The alpha value defining the beta distribution to be drawn from during training which controls the combination ratio between image pairs.

1.0

Raises:

Type Description
AssertionError

If the provided inputs are invalid.

Source code in fastestimator/fastestimator/op/tensorop/augmentation/cutmix_batch.py
class CutMixBatch(TensorOp):
    """This class performs cutmix augmentation on a batch of tensors.

    In this augmentation technique patches are cut and pasted among training images where the ground truth labels are
    also mixed proportionally to the area of the patches. This class helps to reduce over-fitting, perform object
    detection, and against adversarial
    attacks (https://arxiv.org/pdf/1905.04899.pdf).

    Args:
        inputs: Keys of the image batch and label batch to be cut-mixed.
        outputs: Keys under which to store the cut-mixed images and cut-mixed label.
        mode: What mode(s) to execute this Op in. For example, "train", "eval", "test", or "infer". To execute
            regardless of mode, pass None. To execute in all modes except for a particular one, you can pass an argument
            like "!infer" or "!train".
        ds_id: What dataset id(s) to execute this Op in. To execute regardless of ds_id, pass None.
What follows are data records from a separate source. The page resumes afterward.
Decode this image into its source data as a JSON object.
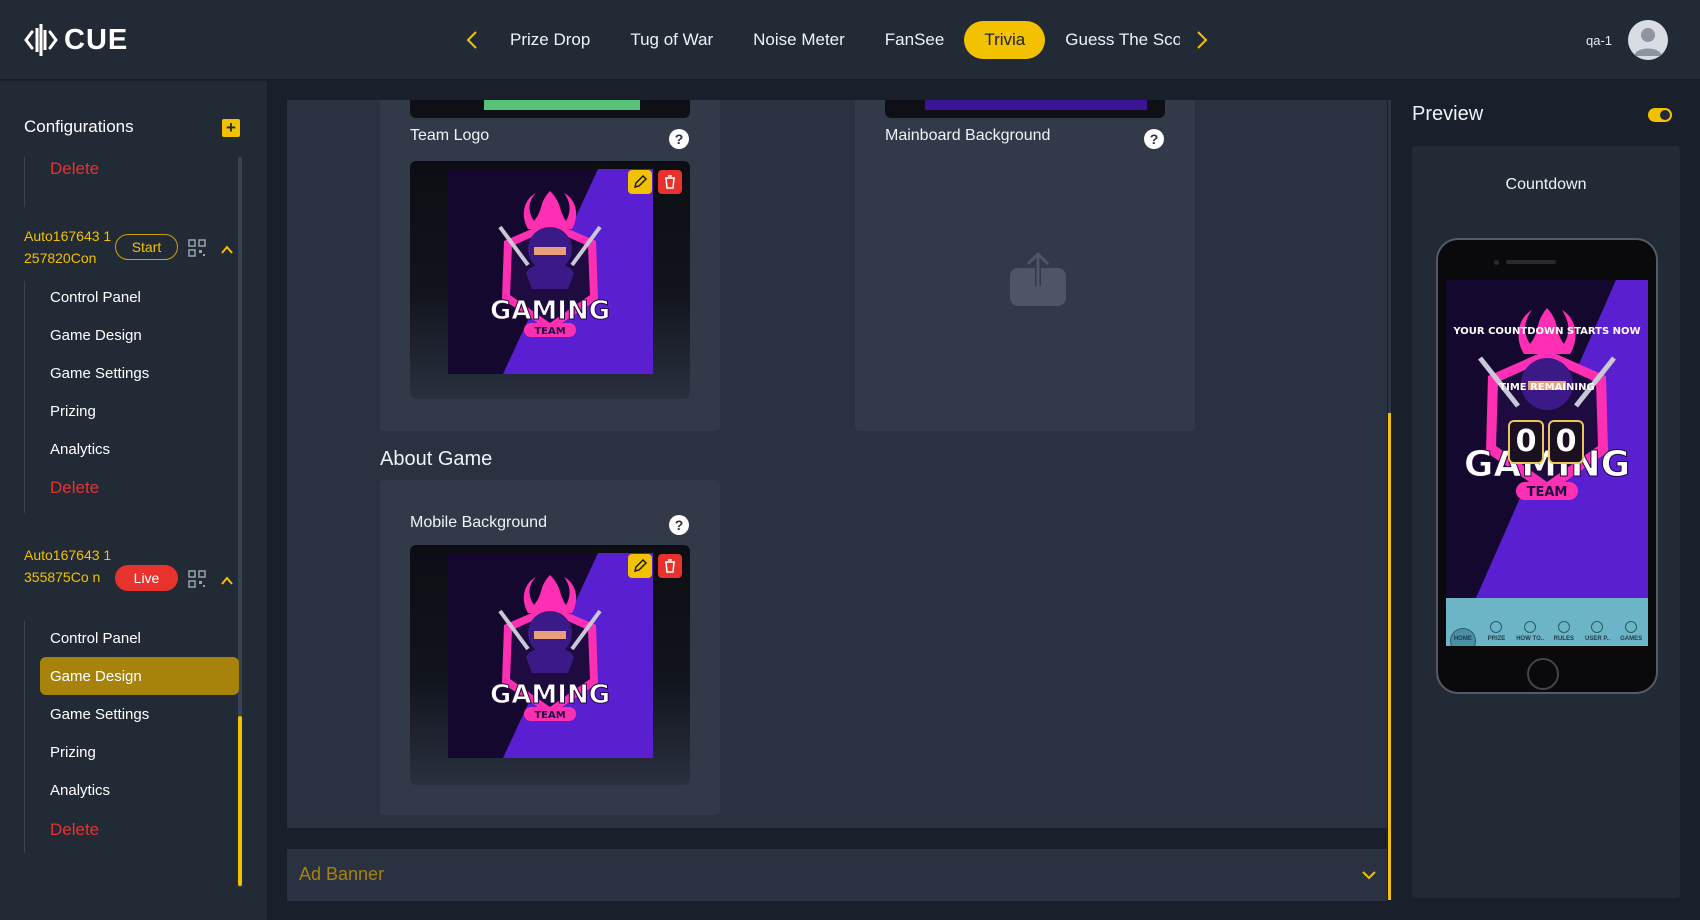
{
  "app": {
    "logo_text": "CUE"
  },
  "topnav": {
    "tabs": [
      "Prize Drop",
      "Tug of War",
      "Noise Meter",
      "FanSee",
      "Trivia",
      "Guess The Sco"
    ],
    "active_tab": "Trivia",
    "user_name": "qa-1"
  },
  "sidebar": {
    "title": "Configurations",
    "first_delete": "Delete",
    "games": [
      {
        "name": "Auto167643 1257820Con",
        "status": "Start",
        "items": [
          "Control Panel",
          "Game Design",
          "Game Settings",
          "Prizing",
          "Analytics"
        ],
        "delete": "Delete"
      },
      {
        "name": "Auto167643 1355875Co n",
        "status": "Live",
        "items": [
          "Control Panel",
          "Game Design",
          "Game Settings",
          "Prizing",
          "Analytics"
        ],
        "active_item": "Game Design",
        "delete": "Delete"
      }
    ]
  },
  "editor": {
    "team_logo_label": "Team Logo",
    "mainboard_bg_label": "Mainboard Background",
    "about_game_title": "About Game",
    "mobile_bg_label": "Mobile Background",
    "ad_banner_label": "Ad Banner",
    "help_glyph": "?"
  },
  "artwork": {
    "logo_word": "GAMING",
    "logo_sub": "TEAM"
  },
  "preview": {
    "title": "Preview",
    "screen_name": "Countdown",
    "headline": "Your Countdown Starts Now",
    "time_label": "Time Remaining",
    "digits": [
      "0",
      "0"
    ],
    "logo_word": "GAMING",
    "logo_sub": "TEAM",
    "nav_items": [
      "HOME",
      "PRIZE",
      "HOW TO..",
      "RULES",
      "USER P..",
      "GAMES"
    ]
  },
  "colors": {
    "accent": "#f2c200",
    "danger": "#e8322e",
    "panel": "#2a3140",
    "card": "#323a4a",
    "purple": "#5a1fd0",
    "magenta": "#ff2fb4"
  }
}
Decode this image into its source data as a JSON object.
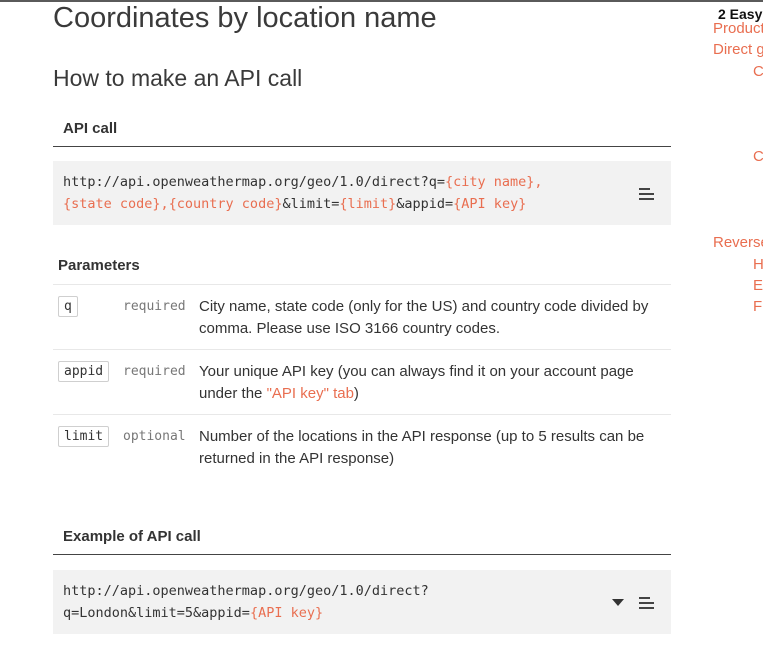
{
  "page": {
    "title": "Coordinates by location name",
    "section_title": "How to make an API call"
  },
  "api_call": {
    "heading": "API call",
    "line1_prefix": "http://api.openweathermap.org/geo/1.0/direct?q=",
    "line1_ph": "{city name},",
    "line2_ph1": "{state code},{country code}",
    "line2_mid": "&limit=",
    "line2_ph2": "{limit}",
    "line2_mid2": "&appid=",
    "line2_ph3": "{API key}",
    "menu_icon": "menu-icon"
  },
  "parameters": {
    "title": "Parameters",
    "rows": [
      {
        "name": "q",
        "requirement": "required",
        "desc_line1": "City name, state code (only for the US) and country code divided by",
        "desc_line2": "comma. Please use ISO 3166 country codes."
      },
      {
        "name": "appid",
        "requirement": "required",
        "desc_line1": "Your unique API key (you can always find it on your account page",
        "desc_line2_prefix": "under the ",
        "desc_link": "\"API key\" tab",
        "desc_line2_suffix": ")"
      },
      {
        "name": "limit",
        "requirement": "optional",
        "desc_line1": "Number of the locations in the API response (up to 5 results can be",
        "desc_line2": "returned in the API response)"
      }
    ]
  },
  "example": {
    "heading": "Example of API call",
    "line1": "http://api.openweathermap.org/geo/1.0/direct?",
    "line2_prefix": "q=London&limit=5&appid=",
    "line2_ph": "{API key}",
    "caret_icon": "caret-down-icon",
    "menu_icon": "menu-icon"
  },
  "sidebar": {
    "heading": "2 Easy",
    "items": [
      {
        "label": "Product"
      },
      {
        "label": "Direct g"
      },
      {
        "label": "C"
      },
      {
        "label": "C"
      },
      {
        "label": "Reverse"
      },
      {
        "label": "H"
      },
      {
        "label": "E"
      },
      {
        "label": "F"
      }
    ]
  },
  "colors": {
    "accent": "#e96e50",
    "code_bg": "#f2f2f2",
    "text": "#333333"
  }
}
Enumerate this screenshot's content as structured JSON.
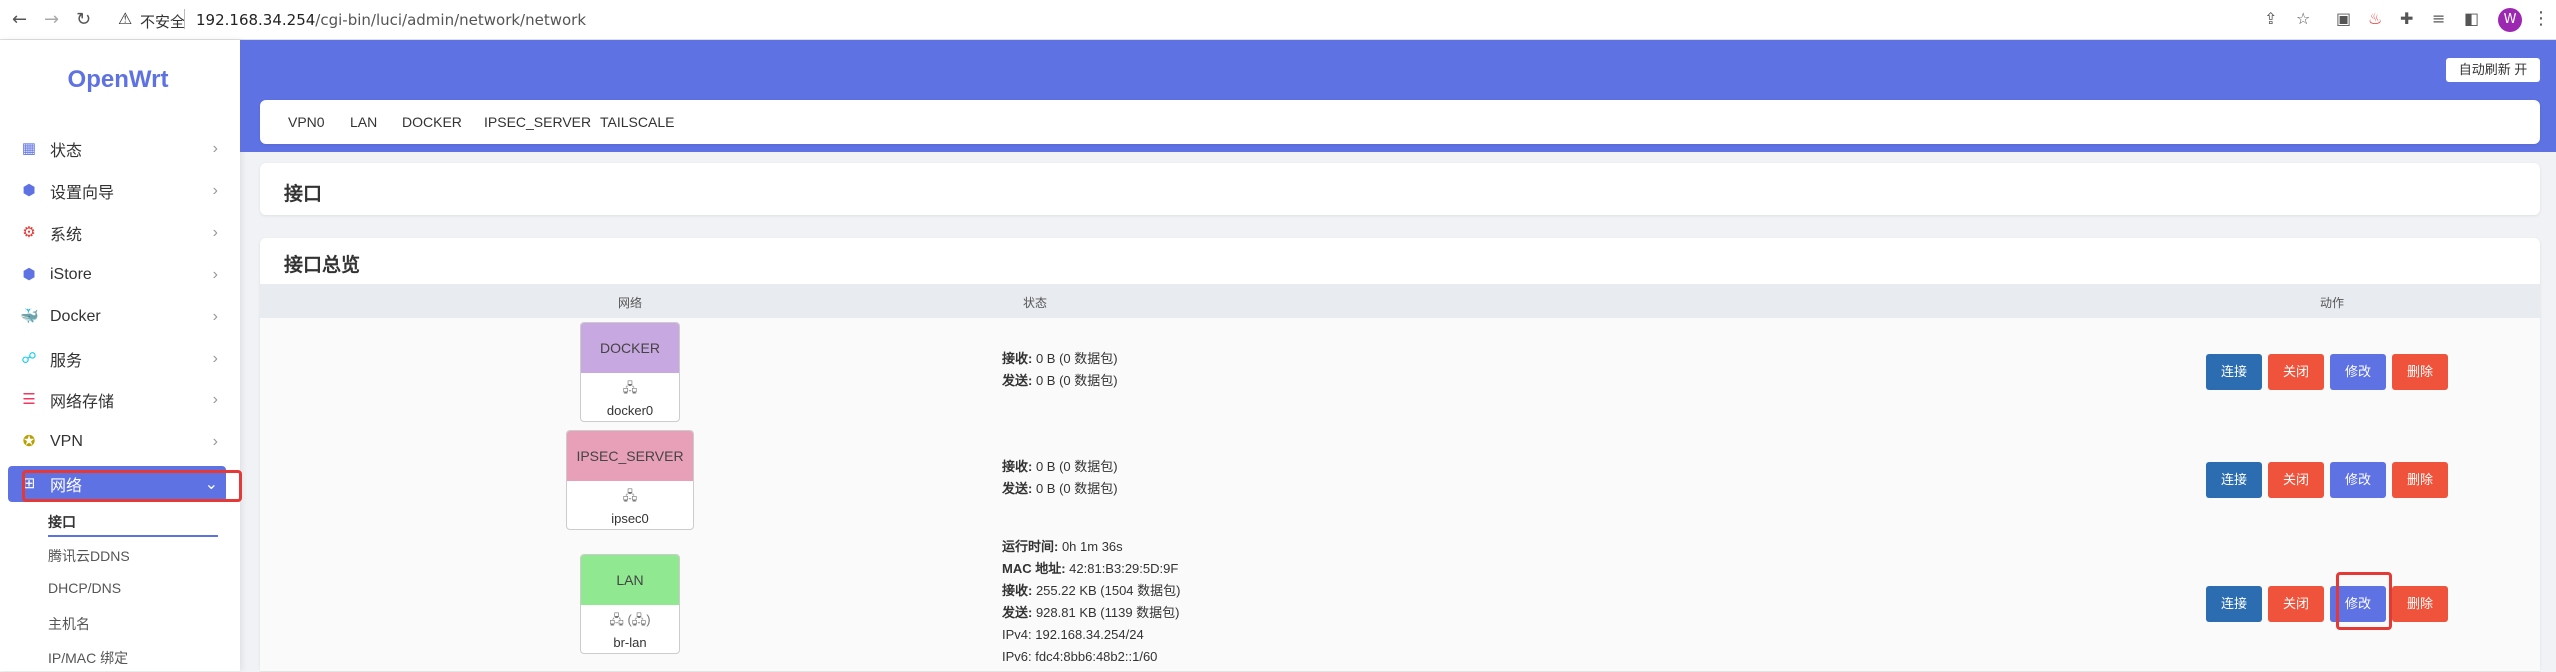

To execute in all
            ds_ids except for a particular one, you can pass an argument like "!ds1".
        alpha: The alpha value defining the beta distribution to be drawn from during training which controls the
            combination ratio between image pairs.

    Raises:
        AssertionError: If the provided inputs are invalid.
    """
    def __init__(self,
                 inputs: Iterable[str],
                 outputs: Iterable[str],
                 mode: Union[None, str, Iterable[str]] = 'train',
                 ds_id: Union[None, str, Iterable[str]] = None,
                 alpha: Union[float, Tensor] = 1.0) -> None:
        assert alpha > 0, "Alpha value must be greater than zero"
        assert len(inputs) == 2, "Cut-Mix must have exactly 2 inputs"
        assert len(outputs) == 2, "Cut-Mix must have exactly 2 outputs"
        super().__init__(inputs=inputs, outputs=outputs, mode=mode, ds_id=ds_id)
        self.alpha = alpha
        self.beta = None
        self.uniform = None

    def build(self, framework: str, device: Optional[torch.device] = None) -> None:
        if framework == 'tf':
            self.beta = tfp.distributions.Beta(self.alpha, self.alpha)
            self.uniform = tfp.distributions.Uniform()
        elif framework == 'torch':
            self.beta = torch.distributions.beta.Beta(self.alpha, self.alpha)
            self.uniform = torch.distributions.uniform.Uniform(low=0, high=1)
        else:
            raise ValueError("unrecognized framework: {}".format(framework))

    @staticmethod
    def _get_patch_coordinates(tensor: Tensor, x: Tensor, y: Tensor,
                               lam: Tensor) -> Tuple[Tensor, Tensor, Tensor, Tensor, Tensor, Tensor]:
        """Randomly cut the patches from input images.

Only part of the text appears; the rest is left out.